5. Grund: Mit Spracherfassung noch im Zimmer dokumentieren
Mittlerweile sind Seifert und ihr Team bereit für den nächsten Schritt. Die Dokumentation im Pflegezimmer soll nicht mehr handschriftlich auf Papier erfolgen und dann später in die Computer eingegeben werden. Künftig wird schon im Zimmer alles mit Spracherfassung aufgezeichnet und in Text umgesetzt. Die Handgeräte dafür haben sie sich in Elbingerode vor einiger Zeit vorstellen lassen.
6. Grund: Flexiblere Arbeitszeiten duch Digitalisierung
Margit Christiansen ist überzeugt, dass sich die Digitalisierung auch nutzen lässt, um den Pflegekräften mehr Einfluss auf die Dienstplangestaltung zu gewähren. Allerdings gebe es neben der Bereitschaft, Neues auszuprobieren, auch noch Vorbehalte, sagt die Professorin für Management im Gesundheitswesen mit dem Schwerpunkt Personal an der Hochschule Fulda. Das Projekt SITA mit der Diako Thüringen soll neue Erkenntnisse bringen.
Dienstplan-Wünsche per App eintragen
SITA steht für „Schichtdienstmodell und IT-gestützte Dienstplanung in der stationären Altenhilfe“. Kernstück ist eine App, in die Mitarbeiter Wünsche für ihre Einsätze eintragen können – über die Computer auf der Station oder über Smartphones. Zudem erfahren sie so frühzeitig, wann sie Dienst haben, und können bei Bedarf Dienste tauschen. „Die Idee dahinter ist vollkommene Transparenz und bessere Planbarkeit“, sagt Christiansen.
App regelt komplizierte Tauschaktionen im Dienstplan
Darüber hinaus sinke der Aufwand für die Planer: „Die App entlastet die Leitungskräfte, da sie in der Dienstplangestaltung unterstützt werden und auch die Freigabe von Tauschanfragen abwickelt werden kann“, erklärt Christiansen. Nicht nur handschriftliche Wunschzettel einzelner Pflegekräfte seien damit passe, auch der „Machtfaktor Dienstplan“ relativiere sich: „Die App arbeitet nach klaren Kriterien, welche Wünsche in welcher Reihenfolge berücksichtigt werden – und das gilt für alle gleichermaßen.“
Einige Kollegen sehen die Dienstplan-App kritisch
Seit Anfang April ist die App erstmals im Einsatz. Christiansen und ihr Team interessiert jetzt vor allem, wie die 23 Mitarbeiter der Test-Einrichtung das Angebot annehmen. „Manche fürchten, dass ihr Arbeitgeber genau sehen kann, wann und wie sie die App nutzen“, nennt Christiansen einige Vorbehalte, die ihre Befragungen ergeben haben. „Andere denken, dass sich so ihre Handynummer ermitteln lässt und sie am Ende sogar noch öfter eingesetzt werden.“ Gerade deshalb gelte es, alle im Team mitzunehmen und offen über das Projekt zu informieren.

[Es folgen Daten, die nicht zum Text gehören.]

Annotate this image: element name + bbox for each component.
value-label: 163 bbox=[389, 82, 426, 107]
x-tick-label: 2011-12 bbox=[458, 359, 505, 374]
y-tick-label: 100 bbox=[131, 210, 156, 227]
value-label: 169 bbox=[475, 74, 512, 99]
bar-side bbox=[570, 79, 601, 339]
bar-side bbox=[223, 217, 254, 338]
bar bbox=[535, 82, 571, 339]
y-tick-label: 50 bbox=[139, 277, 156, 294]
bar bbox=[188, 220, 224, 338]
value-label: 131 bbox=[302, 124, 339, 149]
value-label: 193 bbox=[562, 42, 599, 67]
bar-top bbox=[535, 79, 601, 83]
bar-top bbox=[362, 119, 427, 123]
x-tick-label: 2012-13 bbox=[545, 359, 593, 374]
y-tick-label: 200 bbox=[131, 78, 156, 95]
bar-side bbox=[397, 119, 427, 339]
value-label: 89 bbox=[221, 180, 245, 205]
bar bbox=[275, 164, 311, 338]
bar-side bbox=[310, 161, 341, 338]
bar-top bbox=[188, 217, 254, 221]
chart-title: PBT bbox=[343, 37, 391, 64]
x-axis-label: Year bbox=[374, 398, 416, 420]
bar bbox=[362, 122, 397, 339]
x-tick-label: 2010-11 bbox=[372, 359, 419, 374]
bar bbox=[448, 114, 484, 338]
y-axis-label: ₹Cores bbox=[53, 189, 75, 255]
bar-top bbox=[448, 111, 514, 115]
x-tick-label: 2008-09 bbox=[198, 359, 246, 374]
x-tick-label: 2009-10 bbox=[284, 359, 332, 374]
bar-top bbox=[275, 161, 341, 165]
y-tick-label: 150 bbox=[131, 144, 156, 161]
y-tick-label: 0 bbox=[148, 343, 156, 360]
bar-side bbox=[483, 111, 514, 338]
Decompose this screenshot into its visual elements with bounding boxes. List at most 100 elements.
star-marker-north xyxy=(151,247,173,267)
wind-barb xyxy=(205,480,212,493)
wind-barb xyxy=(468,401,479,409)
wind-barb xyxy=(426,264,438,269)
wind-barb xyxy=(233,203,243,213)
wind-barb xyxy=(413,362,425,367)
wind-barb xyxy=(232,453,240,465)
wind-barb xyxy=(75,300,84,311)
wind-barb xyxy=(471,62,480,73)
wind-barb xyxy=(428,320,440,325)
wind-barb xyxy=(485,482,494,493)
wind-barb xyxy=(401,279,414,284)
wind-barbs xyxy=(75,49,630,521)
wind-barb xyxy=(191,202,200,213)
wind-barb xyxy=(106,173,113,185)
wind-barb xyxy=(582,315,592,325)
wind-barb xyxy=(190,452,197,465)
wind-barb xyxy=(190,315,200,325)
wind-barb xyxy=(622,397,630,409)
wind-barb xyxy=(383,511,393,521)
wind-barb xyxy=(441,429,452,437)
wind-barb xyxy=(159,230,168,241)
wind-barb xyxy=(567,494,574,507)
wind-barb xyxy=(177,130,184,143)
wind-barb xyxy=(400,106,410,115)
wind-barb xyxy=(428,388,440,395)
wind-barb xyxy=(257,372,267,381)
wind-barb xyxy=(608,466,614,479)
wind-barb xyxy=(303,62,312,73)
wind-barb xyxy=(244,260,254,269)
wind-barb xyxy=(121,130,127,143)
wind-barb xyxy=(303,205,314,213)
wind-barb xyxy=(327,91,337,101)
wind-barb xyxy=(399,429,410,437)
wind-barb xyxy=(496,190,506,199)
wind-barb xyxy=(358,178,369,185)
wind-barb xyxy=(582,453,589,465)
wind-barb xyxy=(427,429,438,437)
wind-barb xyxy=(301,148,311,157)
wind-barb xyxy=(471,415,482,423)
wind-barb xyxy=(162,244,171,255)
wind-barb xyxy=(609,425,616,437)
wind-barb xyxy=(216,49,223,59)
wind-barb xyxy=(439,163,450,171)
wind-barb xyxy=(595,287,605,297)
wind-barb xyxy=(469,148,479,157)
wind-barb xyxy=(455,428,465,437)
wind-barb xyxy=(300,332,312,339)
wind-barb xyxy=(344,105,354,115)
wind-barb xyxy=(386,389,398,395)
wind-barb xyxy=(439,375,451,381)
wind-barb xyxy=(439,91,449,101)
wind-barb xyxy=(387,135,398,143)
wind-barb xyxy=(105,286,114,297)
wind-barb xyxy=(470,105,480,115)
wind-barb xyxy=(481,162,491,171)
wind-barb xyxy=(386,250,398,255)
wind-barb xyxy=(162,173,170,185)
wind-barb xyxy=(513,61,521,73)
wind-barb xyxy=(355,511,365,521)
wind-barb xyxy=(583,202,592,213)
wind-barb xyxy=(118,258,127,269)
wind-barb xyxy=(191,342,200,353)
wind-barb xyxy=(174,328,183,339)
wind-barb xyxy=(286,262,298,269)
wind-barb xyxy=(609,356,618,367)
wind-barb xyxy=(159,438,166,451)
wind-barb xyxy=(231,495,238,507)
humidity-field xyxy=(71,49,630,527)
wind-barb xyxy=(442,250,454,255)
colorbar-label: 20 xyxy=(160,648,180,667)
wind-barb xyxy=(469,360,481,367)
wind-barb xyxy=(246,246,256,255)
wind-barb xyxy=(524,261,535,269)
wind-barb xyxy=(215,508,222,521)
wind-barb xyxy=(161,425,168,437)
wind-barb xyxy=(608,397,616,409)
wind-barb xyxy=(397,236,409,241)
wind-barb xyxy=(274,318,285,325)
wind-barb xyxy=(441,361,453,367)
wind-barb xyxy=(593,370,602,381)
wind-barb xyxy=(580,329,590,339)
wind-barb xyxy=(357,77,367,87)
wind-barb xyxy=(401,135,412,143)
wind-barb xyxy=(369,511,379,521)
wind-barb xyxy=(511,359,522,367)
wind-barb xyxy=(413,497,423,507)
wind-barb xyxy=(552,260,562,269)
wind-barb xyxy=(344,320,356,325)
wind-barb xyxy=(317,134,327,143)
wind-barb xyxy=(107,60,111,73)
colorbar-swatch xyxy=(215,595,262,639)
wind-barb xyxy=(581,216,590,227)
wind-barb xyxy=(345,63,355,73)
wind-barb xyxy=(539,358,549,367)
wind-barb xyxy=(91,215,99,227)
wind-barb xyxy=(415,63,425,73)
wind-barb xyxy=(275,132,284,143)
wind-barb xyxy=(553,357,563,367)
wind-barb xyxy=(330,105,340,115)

7. Grund: Weniger Krankheitstage durch Digitalisierung?
„Wenn wir es schaffen, die Bedingungen zur Dienstplanung so zu gestalten, dass die Mitarbeitenden ein gutes Gefühl der Zugehörigkeit und Zufriedenheit entwickeln, haben wir die Grundlage für eine bessere Gesundheit für alle geschaffen“, ist die Professorin überzeugt: „Denn die krankheitsbedingten Ausfallzeiten der Pflegekräfte würden weiter sinken.“ Mittlerweile haben zwei weitere Pflegeeinrichtungen Interesse angemeldet. Zurzeit laufen die ersten Untersuchungen im Projekt SITA II.